L'annulation par les autorités jordaniennes du concert que devait donner Mashrou3 Leila demain, vendredi 29 avril, à Amman, a surpris et soulevé un tollé de protestations. Dans un message posté sur Facebook, le groupe de rock alternatif libanais précise que le ministère jordanien de l'Intérieur a pris cette décision en raison des « croyances politiques et religieuses » du groupe. Explications pour « L'Orient-Le Jour ».

Mashrou3 Leila à Baalbeck. Photo archives

« Nous sommes très surpris par cette décision, assure le producteur de Mashrou3 Leila, Karim Ghattas. C'est la première fois que ça nous arrive. D'autant que Mashrou3 Leila s'est précédemment produit à trois reprises à Amman, où il est très apprécié. »
« Nous étions très enthousiastes à présenter notre nouvel album Ibn el-Leil en Jordanie. Un pays qui est un peu notre seconde patrie, où nous avons de très nombreux fans et où nous rejoignent à chacun de nos concerts nos inconditionnels en provenance des divers pays arabes », signale pour sa part Carl Gergès, l'un des musiciens du groupe.

En 8 ans de tournées dans le monde et les pays de la région, le groupe n'a jamais été confronté à ce genre de situation. « On ne lie pas cette décision à la région. Cela pourrait arriver dans n'importe quel pays », affirme d'ailleurs le producteur. « Nous avons donné des concerts partout, aussi bien dans les pays occidentaux qu'en Égypte, au Maroc, aux Émirats et au Liban bien sûr sans aucun problème jusque-là. »
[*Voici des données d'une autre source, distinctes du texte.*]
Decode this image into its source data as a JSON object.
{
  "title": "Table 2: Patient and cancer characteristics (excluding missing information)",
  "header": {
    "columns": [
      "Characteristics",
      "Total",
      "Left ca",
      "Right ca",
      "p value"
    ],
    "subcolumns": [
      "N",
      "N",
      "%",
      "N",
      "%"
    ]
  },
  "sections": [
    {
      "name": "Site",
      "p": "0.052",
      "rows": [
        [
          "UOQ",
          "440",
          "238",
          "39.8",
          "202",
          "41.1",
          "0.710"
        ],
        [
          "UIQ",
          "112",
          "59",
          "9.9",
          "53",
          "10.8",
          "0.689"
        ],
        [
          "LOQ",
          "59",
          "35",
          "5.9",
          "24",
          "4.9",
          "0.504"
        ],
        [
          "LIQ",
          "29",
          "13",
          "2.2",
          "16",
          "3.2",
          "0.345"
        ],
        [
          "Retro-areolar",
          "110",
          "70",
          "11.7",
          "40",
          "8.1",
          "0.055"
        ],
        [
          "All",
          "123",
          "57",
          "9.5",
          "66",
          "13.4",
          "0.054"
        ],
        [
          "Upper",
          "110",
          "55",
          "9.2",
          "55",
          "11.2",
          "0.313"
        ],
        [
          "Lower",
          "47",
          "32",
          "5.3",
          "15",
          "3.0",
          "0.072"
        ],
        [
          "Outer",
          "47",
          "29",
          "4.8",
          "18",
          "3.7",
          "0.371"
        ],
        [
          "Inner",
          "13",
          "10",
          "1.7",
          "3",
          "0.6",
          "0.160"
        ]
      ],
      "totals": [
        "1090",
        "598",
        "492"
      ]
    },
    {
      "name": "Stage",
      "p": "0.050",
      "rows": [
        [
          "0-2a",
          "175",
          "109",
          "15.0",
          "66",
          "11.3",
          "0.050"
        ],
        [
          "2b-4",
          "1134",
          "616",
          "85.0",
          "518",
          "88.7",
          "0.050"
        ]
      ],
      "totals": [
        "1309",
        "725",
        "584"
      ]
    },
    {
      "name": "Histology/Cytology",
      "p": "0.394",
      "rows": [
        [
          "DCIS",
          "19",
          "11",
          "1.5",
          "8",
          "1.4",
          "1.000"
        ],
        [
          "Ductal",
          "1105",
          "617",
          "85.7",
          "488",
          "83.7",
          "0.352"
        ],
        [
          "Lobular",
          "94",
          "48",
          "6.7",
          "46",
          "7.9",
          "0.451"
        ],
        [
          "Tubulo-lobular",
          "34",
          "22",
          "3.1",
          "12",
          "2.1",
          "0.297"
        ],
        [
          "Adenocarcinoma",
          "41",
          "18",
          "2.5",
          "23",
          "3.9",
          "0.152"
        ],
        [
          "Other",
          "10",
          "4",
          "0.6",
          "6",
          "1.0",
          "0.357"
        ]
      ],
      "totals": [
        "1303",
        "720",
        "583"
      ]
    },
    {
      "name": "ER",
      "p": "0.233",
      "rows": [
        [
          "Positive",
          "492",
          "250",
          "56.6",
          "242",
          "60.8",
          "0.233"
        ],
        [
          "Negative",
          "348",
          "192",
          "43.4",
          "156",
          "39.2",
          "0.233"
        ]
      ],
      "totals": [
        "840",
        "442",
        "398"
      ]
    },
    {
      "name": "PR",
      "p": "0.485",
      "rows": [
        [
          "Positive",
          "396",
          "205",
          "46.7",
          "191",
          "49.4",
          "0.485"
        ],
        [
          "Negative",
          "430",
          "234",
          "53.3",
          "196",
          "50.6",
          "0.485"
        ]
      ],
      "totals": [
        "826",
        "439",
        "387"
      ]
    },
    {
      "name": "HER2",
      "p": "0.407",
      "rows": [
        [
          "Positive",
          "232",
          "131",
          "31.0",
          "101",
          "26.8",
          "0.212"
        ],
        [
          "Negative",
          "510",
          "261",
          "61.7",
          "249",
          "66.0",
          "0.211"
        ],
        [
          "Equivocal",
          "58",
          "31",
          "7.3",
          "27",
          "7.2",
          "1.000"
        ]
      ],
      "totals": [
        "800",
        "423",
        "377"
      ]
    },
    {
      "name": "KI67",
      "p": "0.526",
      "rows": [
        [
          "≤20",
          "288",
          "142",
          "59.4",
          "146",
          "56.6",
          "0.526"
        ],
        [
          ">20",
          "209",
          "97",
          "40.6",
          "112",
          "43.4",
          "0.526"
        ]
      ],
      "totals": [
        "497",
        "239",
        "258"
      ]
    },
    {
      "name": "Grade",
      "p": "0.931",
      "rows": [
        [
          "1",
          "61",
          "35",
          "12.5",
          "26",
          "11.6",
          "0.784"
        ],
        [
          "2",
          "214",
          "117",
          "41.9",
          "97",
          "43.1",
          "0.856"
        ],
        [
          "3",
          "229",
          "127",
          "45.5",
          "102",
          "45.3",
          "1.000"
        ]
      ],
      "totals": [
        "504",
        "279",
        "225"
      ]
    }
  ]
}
Quelles sont les raisons avancées pour justifier cette annulation ? « Elles sont floues, répond Carl Gergès. Selon le ministère du Tourisme, il semblerait que nos valeurs ne s'accordent pas avec l'authenticité du site, l'amphithéâtre antique romain de Amman, où nous devions nous produire. Ce qui est étonnant, vu que c'est là que nous avions donné nos trois précédents concerts. »
Le groupe indique sur sa page Facebook avoir été informé « officieusement » que la raison de ce brusque changement, quelques jours avant le jour du concert, était due à l'intervention de certaines autorités qui auraient fait pression sur des personnalités politiques. Des rumeurs courent même sur la possibilité que cette annulation soit due à une requête du lobby catholique jordanien. « On ne peut pas porter ce genre d'accusation sans preuves, avance prudemment Carl Gergès. Mais la presse, qui, dans son ensemble, nous soutient largement, fait état de pressions religieuses exercées sur les autorités. »
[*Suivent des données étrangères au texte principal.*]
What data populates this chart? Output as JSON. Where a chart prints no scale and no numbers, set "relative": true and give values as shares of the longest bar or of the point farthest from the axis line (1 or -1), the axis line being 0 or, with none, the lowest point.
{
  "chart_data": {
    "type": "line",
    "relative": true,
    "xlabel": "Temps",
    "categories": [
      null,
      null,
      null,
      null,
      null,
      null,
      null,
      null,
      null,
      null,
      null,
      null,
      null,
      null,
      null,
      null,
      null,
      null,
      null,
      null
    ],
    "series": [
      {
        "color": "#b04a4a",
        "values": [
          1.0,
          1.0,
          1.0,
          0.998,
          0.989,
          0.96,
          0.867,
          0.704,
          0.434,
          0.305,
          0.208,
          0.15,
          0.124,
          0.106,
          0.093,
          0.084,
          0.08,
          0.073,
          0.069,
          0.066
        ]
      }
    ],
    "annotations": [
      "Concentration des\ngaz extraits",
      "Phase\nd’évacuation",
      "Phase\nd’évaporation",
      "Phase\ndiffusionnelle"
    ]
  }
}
Une décision du Parlement jordanien
Dans un article du quotidien jordanien el-Khabar, qui circule sur les réseaux sociaux, une quelconque implication d'autorités religieuses n'est cependant pas évoquée directement. L'auteur rapporte plutôt la décision prise par le Parlement jordanien d'interdire définitivement au groupe de se produire sur son territoire – le message véhiculé par leurs chansons n'étant pas, selon les autorités à Amman, conforme aux valeurs et aux traditions du pays et de la société jordanienne. Une dépêche de l'AFP faisait mention hier d'un post sur Facebook du député Bassam al-Battouche, indiquant avoir lui-même demandé au gouverneur de Amman l'annulation du concert du groupe Mashrou3 Leila. Pour le député jordanien, « le groupe libanais controversé fait l'apologie d'idées étrangères à notre société et culture arabo-musulmane. Il évoque dans ses chansons sexe et homosexualité, appelle à la rébellion contre les gouvernements et les sociétés, et fait l'apologie du satanisme ».
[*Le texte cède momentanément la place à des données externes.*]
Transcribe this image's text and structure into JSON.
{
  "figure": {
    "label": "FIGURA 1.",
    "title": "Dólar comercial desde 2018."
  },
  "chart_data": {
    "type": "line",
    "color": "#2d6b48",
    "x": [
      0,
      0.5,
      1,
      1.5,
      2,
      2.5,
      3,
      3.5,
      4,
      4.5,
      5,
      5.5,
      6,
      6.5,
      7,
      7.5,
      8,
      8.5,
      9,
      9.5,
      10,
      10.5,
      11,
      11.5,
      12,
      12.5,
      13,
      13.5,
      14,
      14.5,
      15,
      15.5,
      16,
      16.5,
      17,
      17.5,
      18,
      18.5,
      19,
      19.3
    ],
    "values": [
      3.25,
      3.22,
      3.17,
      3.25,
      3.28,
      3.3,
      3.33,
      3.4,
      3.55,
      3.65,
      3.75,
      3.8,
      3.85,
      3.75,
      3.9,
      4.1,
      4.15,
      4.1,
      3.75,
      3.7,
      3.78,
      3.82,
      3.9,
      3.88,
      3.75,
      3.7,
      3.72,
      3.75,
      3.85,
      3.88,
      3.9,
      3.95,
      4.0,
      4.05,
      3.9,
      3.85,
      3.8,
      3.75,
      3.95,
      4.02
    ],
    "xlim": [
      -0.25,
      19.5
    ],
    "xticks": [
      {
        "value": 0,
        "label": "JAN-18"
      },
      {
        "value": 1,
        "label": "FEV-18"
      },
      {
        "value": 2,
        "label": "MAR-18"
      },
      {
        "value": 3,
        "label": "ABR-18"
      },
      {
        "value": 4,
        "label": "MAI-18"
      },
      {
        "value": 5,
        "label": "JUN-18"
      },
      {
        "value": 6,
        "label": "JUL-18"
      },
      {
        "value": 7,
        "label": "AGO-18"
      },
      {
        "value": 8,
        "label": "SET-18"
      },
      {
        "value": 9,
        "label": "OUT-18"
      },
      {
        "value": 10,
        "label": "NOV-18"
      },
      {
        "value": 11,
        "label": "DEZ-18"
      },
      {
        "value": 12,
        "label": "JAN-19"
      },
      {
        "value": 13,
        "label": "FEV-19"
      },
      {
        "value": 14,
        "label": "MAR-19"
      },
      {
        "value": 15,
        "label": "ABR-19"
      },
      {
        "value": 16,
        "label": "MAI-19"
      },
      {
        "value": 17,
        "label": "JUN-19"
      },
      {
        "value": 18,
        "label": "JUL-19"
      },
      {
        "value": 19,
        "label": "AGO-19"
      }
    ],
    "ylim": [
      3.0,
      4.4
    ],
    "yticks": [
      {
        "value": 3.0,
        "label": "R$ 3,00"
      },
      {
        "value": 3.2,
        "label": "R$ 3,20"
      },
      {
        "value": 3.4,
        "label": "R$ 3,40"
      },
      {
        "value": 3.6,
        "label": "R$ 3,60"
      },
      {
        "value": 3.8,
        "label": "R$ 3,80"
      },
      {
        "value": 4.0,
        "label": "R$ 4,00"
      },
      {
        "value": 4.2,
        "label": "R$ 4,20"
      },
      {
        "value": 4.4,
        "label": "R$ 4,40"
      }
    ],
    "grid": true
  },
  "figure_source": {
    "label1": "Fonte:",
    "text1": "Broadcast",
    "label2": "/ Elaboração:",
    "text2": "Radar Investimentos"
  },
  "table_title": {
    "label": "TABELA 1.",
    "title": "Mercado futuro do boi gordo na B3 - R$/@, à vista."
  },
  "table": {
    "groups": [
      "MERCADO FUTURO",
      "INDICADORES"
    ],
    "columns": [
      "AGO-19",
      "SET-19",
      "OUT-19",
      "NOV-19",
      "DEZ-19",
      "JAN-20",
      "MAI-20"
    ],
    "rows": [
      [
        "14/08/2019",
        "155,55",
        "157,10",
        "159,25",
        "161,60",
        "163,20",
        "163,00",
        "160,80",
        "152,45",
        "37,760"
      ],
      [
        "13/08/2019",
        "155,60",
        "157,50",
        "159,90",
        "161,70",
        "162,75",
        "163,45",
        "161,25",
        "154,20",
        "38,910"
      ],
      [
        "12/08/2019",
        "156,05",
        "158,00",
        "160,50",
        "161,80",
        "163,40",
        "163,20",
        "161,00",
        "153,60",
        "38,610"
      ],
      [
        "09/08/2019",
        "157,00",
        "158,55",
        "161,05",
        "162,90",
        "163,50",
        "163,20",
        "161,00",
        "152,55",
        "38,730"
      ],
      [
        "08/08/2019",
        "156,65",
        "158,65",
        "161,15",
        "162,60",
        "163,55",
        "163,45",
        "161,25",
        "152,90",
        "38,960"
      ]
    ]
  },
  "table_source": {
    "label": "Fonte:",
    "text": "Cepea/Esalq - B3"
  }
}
« Nous ne prônons que la liberté, l'égalité et l'amour dans des textes qui ne parlent au final que de choses très humaines, assure Carl Gergès. Et nous continuerons à le faire, sans rien changer à notre répertoire et notre style », poursuit-il. « Cette annulation injustifiée nous a frustrés bien évidemment, mais la réaction des fans qui nous soutiennent nous a largement réconfortés. » Sont-ils prêts à se produire à nouveau à Amman si le gouvernement jordanien revient sur sa décision ? « Sans doute. Pourquoi devrions-nous punir nos fans jordaniens?... »
« Nous voulons juste continuer à porter les couleurs de notre musique partout dans le monde, sans avoir à justifier de ce que nous sommes ou de notre mode de vie », affirme en conclusion Karim Ghattas.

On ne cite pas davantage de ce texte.